Marine Le Pen a écopé d’une peine de quatre ans de prison ainsi que d’une interdiction de cinq ans de se présenter à toute élection, en relation avec l’affaire des assistants parlementaires du Front National au Parlement européen. Cette situation l’empêche, pour le moment, de participer à la course présidentielle de 2027. Cependant, elle est protégée par une immunité parlementaire. Cela ne semble-t-il pas paradoxal ?
La question se pose concernant la protection de Marine Le Pen par son immunité parlementaire face à une condamnation pour détournement de fonds publics au sein du Parlement européen, touchant le Front national. Ce débat a été évoqué lors d’un rassemblement de soutien organisé le dimanche 6 avril à Paris. L’événement visait à protester contre la sanction de quatre ans de prison et cinq ans d’inéligibilité infligée à Le Pen pour avoir détourné plus de quatre millions d’euros. Marine Le Pen a choisi de faire appel de cette décision.
Dans une interview accordée à BFM TV, un sympathisant du Rassemblement national, prénommé Yves, a exprimé son opinion selon laquelle « en tant que députée, elle devrait bénéficier d’une protection, bien que le système judiciaire semble chercher à la restreindre ». L’argument de l’immunité parlementaire a également été soulevé par la défense de Marine Le Pen lors du procès en première instance.
Une protection sous certaines conditions
En réalité, sa condamnation ne s’oppose pas directement à son immunité parlementaire. D’ailleurs, il est important de préciser que l’immunité d’un parlementaire peut parfois être levée par l’institution à laquelle il appartient, mais cela n’a pas été le cas pour Marine Le Pen dans cette affaire.
L’immunité parlementaire, telle que garantie par l’article 26 de la Constitution, offre deux formes de protection. Premièrement, les parlementaires jouissent d’une inviolabilité, leur mandat ne pouvant être interrompu par des mesures de détention telles qu’une garde à vue ou une arrestation sans l’accord du bureau de l’Assemblée. C’est ce statut qui avait initialement permis à Marine Le Pen de ne pas répondre aux convocations des juges d’instruction en 2017, car ceux-ci ne pouvaient ni ordonner son arrestation, ni la placer en garde à vue à cause de cette inviolabilité. Malgré leur demande de levée de son immunité au Parlement, ils n’ont pas obtenu de réponse immédiate. Après plusieurs mois et deux refus, Le Pen a finalement consenti à rencontrer les juges.

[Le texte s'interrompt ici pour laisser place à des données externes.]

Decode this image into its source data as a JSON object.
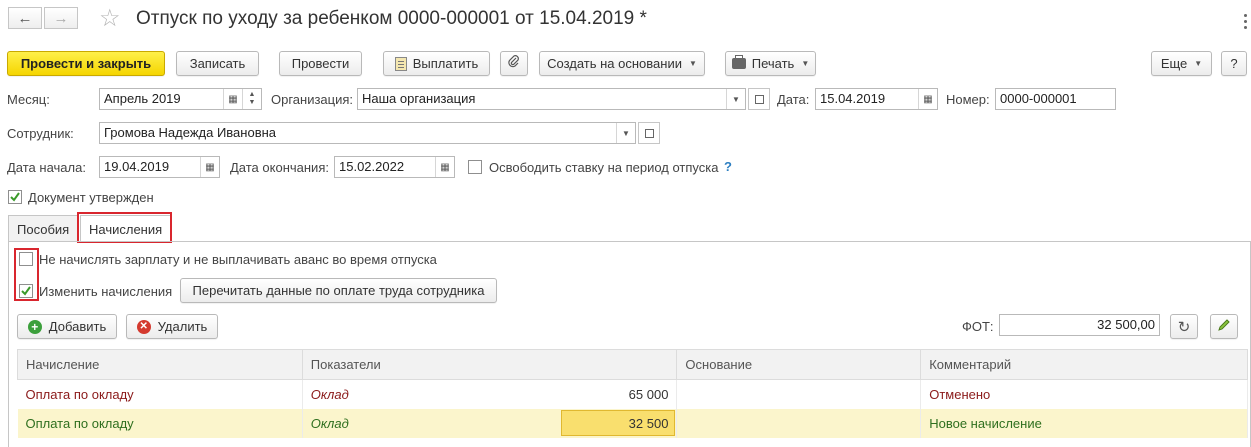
{
  "window": {
    "title": "Отпуск по уходу за ребенком 0000-000001 от 15.04.2019 *"
  },
  "toolbar": {
    "post_close": "Провести и закрыть",
    "write": "Записать",
    "post": "Провести",
    "pay": "Выплатить",
    "create_based": "Создать на основании",
    "print": "Печать",
    "more": "Еще",
    "help": "?"
  },
  "header": {
    "month_label": "Месяц:",
    "month_value": "Апрель 2019",
    "org_label": "Организация:",
    "org_value": "Наша организация",
    "date_label": "Дата:",
    "date_value": "15.04.2019",
    "number_label": "Номер:",
    "number_value": "0000-000001",
    "employee_label": "Сотрудник:",
    "employee_value": "Громова Надежда Ивановна",
    "start_label": "Дата начала:",
    "start_value": "19.04.2019",
    "end_label": "Дата окончания:",
    "end_value": "15.02.2022",
    "free_rate_label": "Освободить ставку на период отпуска",
    "free_rate_checked": false,
    "help_mark": "?",
    "approved_label": "Документ утвержден",
    "approved_checked": true
  },
  "tabs": [
    {
      "label": "Пособия",
      "active": false
    },
    {
      "label": "Начисления",
      "active": true
    }
  ],
  "accruals": {
    "no_salary_label": "Не начислять зарплату и не выплачивать аванс во время отпуска",
    "no_salary_checked": false,
    "change_label": "Изменить начисления",
    "change_checked": true,
    "reread_button": "Перечитать данные по оплате труда сотрудника",
    "add_button": "Добавить",
    "delete_button": "Удалить",
    "fot_label": "ФОТ:",
    "fot_value": "32 500,00",
    "columns": [
      "Начисление",
      "Показатели",
      "Основание",
      "Комментарий"
    ],
    "rows": [
      {
        "name": "Оплата по окладу",
        "indicator": "Оклад",
        "value": "65 000",
        "basis": "",
        "comment": "Отменено"
      },
      {
        "name": "Оплата по окладу",
        "indicator": "Оклад",
        "value": "32 500",
        "basis": "",
        "comment": "Новое начисление"
      }
    ]
  },
  "colors": {
    "primary_button": "#f5d500",
    "highlight_red": "#d9262e",
    "cancelled_text": "#8b1a1a",
    "new_text": "#2f6f1f",
    "selected_row": "#fbf5cc"
  }
}
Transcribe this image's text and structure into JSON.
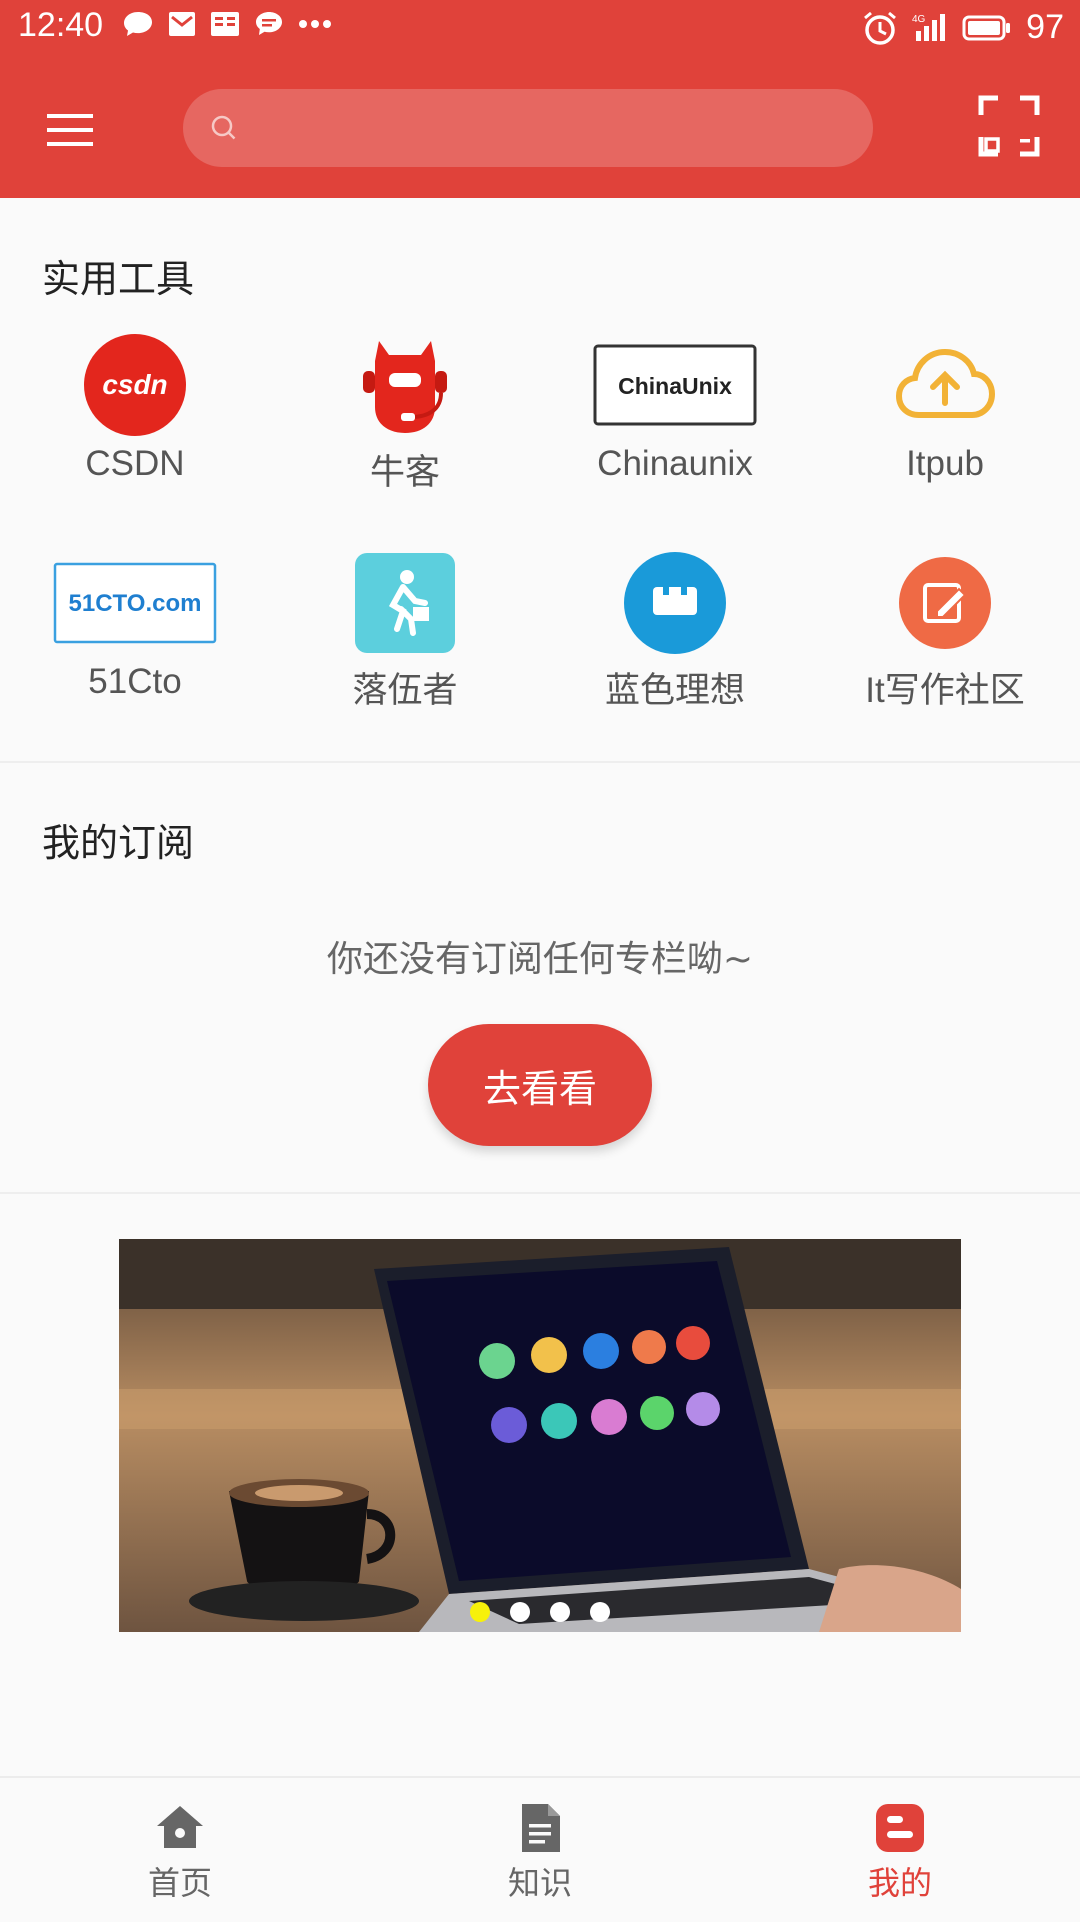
{
  "status_bar": {
    "time": "12:40",
    "battery": "97",
    "network": "4G",
    "left_icons": [
      "chat-bubble-icon",
      "mail-icon",
      "reader-icon",
      "message-icon",
      "more-dots-icon"
    ],
    "right_icons": [
      "alarm-icon",
      "signal-icon",
      "battery-icon"
    ]
  },
  "toolbar": {
    "menu_icon": "hamburger-menu-icon",
    "search": {
      "value": "",
      "placeholder": ""
    },
    "scan_icon": "scan-icon",
    "accent_color": "#e0423a"
  },
  "tools_section": {
    "title": "实用工具",
    "items": [
      {
        "label": "CSDN",
        "icon": "csdn-logo"
      },
      {
        "label": "牛客",
        "icon": "nowcoder-logo"
      },
      {
        "label": "Chinaunix",
        "icon": "chinaunix-logo",
        "logo_text": "ChinaUnix"
      },
      {
        "label": "Itpub",
        "icon": "itpub-cloud-upload-icon"
      },
      {
        "label": "51Cto",
        "icon": "51cto-logo",
        "logo_text": "51CTO.com"
      },
      {
        "label": "落伍者",
        "icon": "walker-icon"
      },
      {
        "label": "蓝色理想",
        "icon": "blueidea-icon"
      },
      {
        "label": "It写作社区",
        "icon": "edit-note-icon"
      }
    ]
  },
  "subscription_section": {
    "title": "我的订阅",
    "empty_text": "你还没有订阅任何专栏呦~",
    "button_label": "去看看"
  },
  "banner": {
    "slide_count": 4,
    "active_index": 0,
    "active_dot_color": "#f7f10a"
  },
  "bottom_nav": {
    "items": [
      {
        "label": "首页",
        "icon": "home-icon",
        "active": false
      },
      {
        "label": "知识",
        "icon": "document-icon",
        "active": false
      },
      {
        "label": "我的",
        "icon": "blogger-icon",
        "active": true
      }
    ]
  }
}
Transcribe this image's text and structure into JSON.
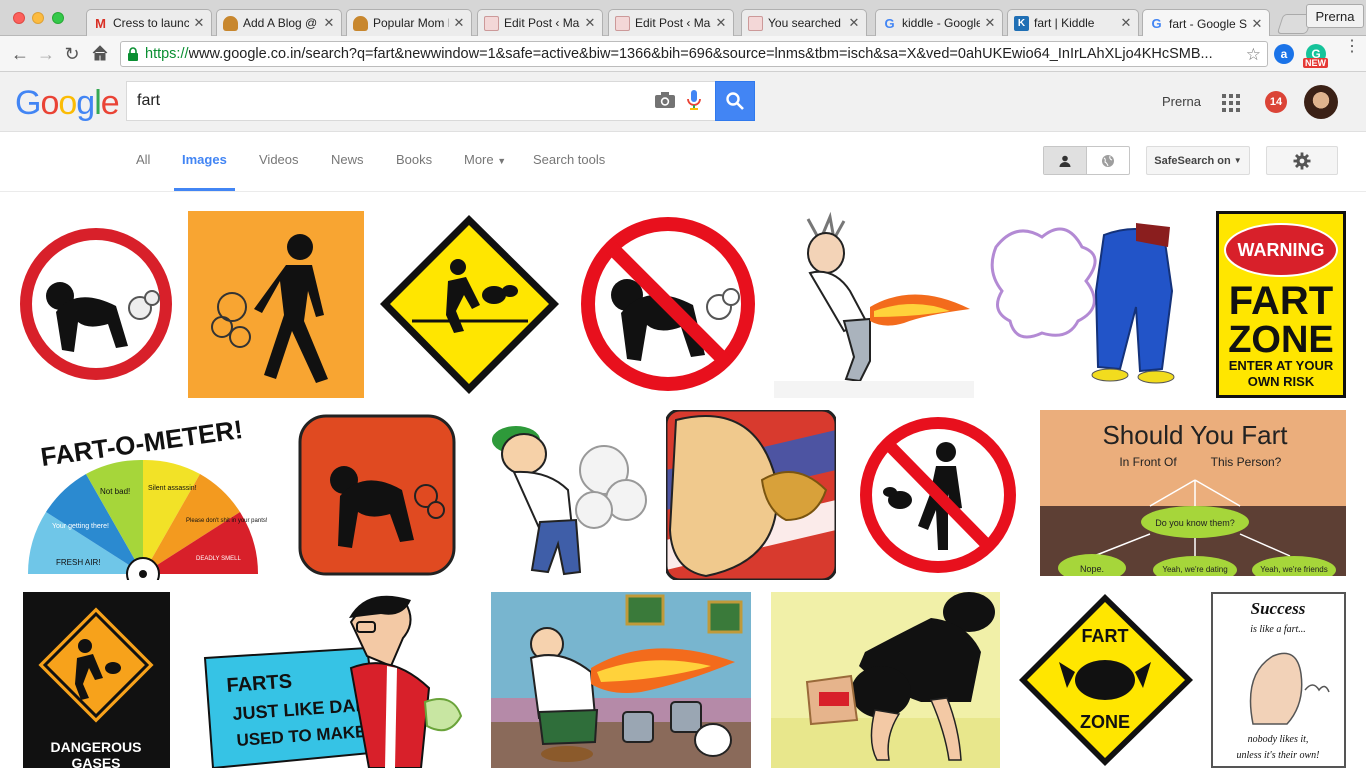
{
  "browser": {
    "tabs": [
      {
        "label": "Cress to launch",
        "icon": "gmail-icon"
      },
      {
        "label": "Add A Blog @ T",
        "icon": "muffin-icon"
      },
      {
        "label": "Popular Mom B",
        "icon": "muffin-icon"
      },
      {
        "label": "Edit Post ‹ Maa",
        "icon": "mom-blog-icon"
      },
      {
        "label": "Edit Post ‹ Maa",
        "icon": "mom-blog-icon"
      },
      {
        "label": "You searched fo",
        "icon": "mom-blog-icon"
      },
      {
        "label": "kiddle - Google",
        "icon": "google-icon"
      },
      {
        "label": "fart | Kiddle",
        "icon": "kiddle-icon"
      },
      {
        "label": "fart - Google Se",
        "icon": "google-icon"
      }
    ],
    "profile": "Prerna",
    "url_scheme": "https://",
    "url_rest": "www.google.co.in/search?q=fart&newwindow=1&safe=active&biw=1366&bih=696&source=lnms&tbm=isch&sa=X&ved=0ahUKEwio64_InIrLAhXLjo4KHcSMB...",
    "extension_badge": "NEW"
  },
  "google": {
    "logo_letters": [
      {
        "ch": "G",
        "color": "#4285f4"
      },
      {
        "ch": "o",
        "color": "#ea4335"
      },
      {
        "ch": "o",
        "color": "#fbbc05"
      },
      {
        "ch": "g",
        "color": "#4285f4"
      },
      {
        "ch": "l",
        "color": "#34a853"
      },
      {
        "ch": "e",
        "color": "#ea4335"
      }
    ],
    "query": "fart",
    "user_name": "Prerna",
    "notifications": "14"
  },
  "search_tabs": {
    "all": "All",
    "images": "Images",
    "videos": "Videos",
    "news": "News",
    "books": "Books",
    "more": "More",
    "tools": "Search tools",
    "safesearch": "SafeSearch on"
  },
  "images": {
    "fart_o_meter": {
      "title": "FART-O-METER!",
      "fresh_air": "FRESH AIR!",
      "your_getting": "Your getting there!",
      "not_bad": "Not bad!",
      "silent": "Silent assassin!",
      "pleasedont": "Please don't shit in your pants!",
      "deadly": "DEADLY SMELL"
    },
    "should_you_fart": {
      "title": "Should You Fart",
      "in_front": "In Front Of",
      "this_person": "This Person?",
      "know": "Do you know them?",
      "nope": "Nope.",
      "dating": "Yeah, we're dating",
      "friends": "Yeah, we're friends"
    },
    "warning_sign": {
      "warning": "WARNING",
      "fart": "FART",
      "zone": "ZONE",
      "enter": "ENTER AT YOUR",
      "risk": "OWN RISK"
    },
    "dangerous": {
      "line1": "DANGEROUS",
      "line2": "GASES"
    },
    "dad": {
      "line1": "FARTS",
      "line2": "JUST LIKE DAD",
      "line3": "USED TO MAKE"
    },
    "fart_zone": {
      "top": "FART",
      "bottom": "ZONE"
    },
    "success": {
      "title": "Success",
      "line1": "is like a fart...",
      "line2": "nobody likes it,",
      "line3": "unless it's their own!"
    }
  }
}
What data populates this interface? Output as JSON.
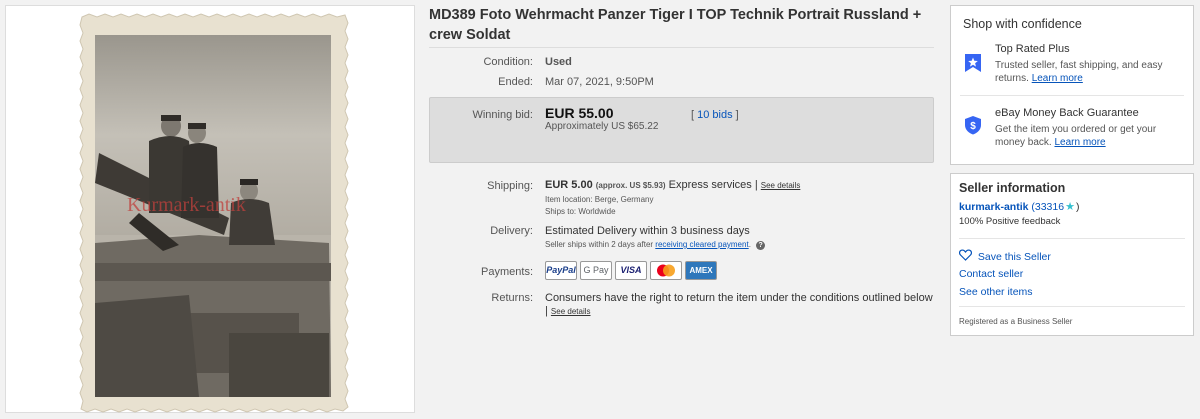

Deuxièmement, il y a le concept d’irresponsabilité, qui signifie qu’un député ne peut pas être tenu responsable des actes accomplis dans le cadre de ses fonctions parlementaires. Cela concerne uniquement ses actions en tant que député, comme voter des lois ou exprimer son opinion. Cependant, cela n’empêche pas la justice de poursuivre ou de condamner un élu pour des actes délictueux ou criminels. Et c’est cette précision que les juges ont soulignée dans leur décision lors de la condamnation de Marine Le Pen.
Aucune immunité totale ou absolue
Selon les juges, « les infractions de détournement de fonds publics qui sont reprochées sont, par définition, des actes qui ne relèvent pas du mandat de députée européenne. Affirmer le contraire reviendrait à admettre dès le départ que diriger une allocation parlementaire européenne vers son parti politique constitue une part intégrante du mandat. »
En clair, les juges ont conclu que l’immunité parlementaire de Marine Le Pen ne s’appliquait pas en l’occurrence, le détournement de fonds publics ne faisant pas partie des activités normales d’un député. Ils ont fondé leur jugement sur plusieurs décisions antérieures, dont celle de la Cour de cassation concernant l’affaire Fillon, qui, en avril 2024, a précisé que « le principe de séparation des pouvoirs n’empêche pas un juge judiciaire de se prononcer sur des accusations de détournement de fonds publics, une infraction touchant à la probité, qui ne relève pas de l’irresponsabilité prévue par l’article 26 de la Constitution, et d’évaluer la concrétisation d’un contrat privé entre un parlementaire et un de ses collaborateurs ».
Ils ont également cité la Cour européenne des droits de l’homme, qui rappelle que « les immunités parlementaires ont pour objectif de garantir la liberté d’expression des représentants du peuple et d’empêcher que des poursuites partisanes ne compromettent leur fonction parlementaire ». Cependant, cette immunité « n’exonère pas les parlementaires de respecter les principes démocratiques » et qu’« aucune disposition constitutionnelle ou conventionnelle n’accorde aux parlementaires une impunité générale et totale ». Ainsi, ces derniers doivent « adopter une conduite exemplaire en matière de probité et d’intégrité ».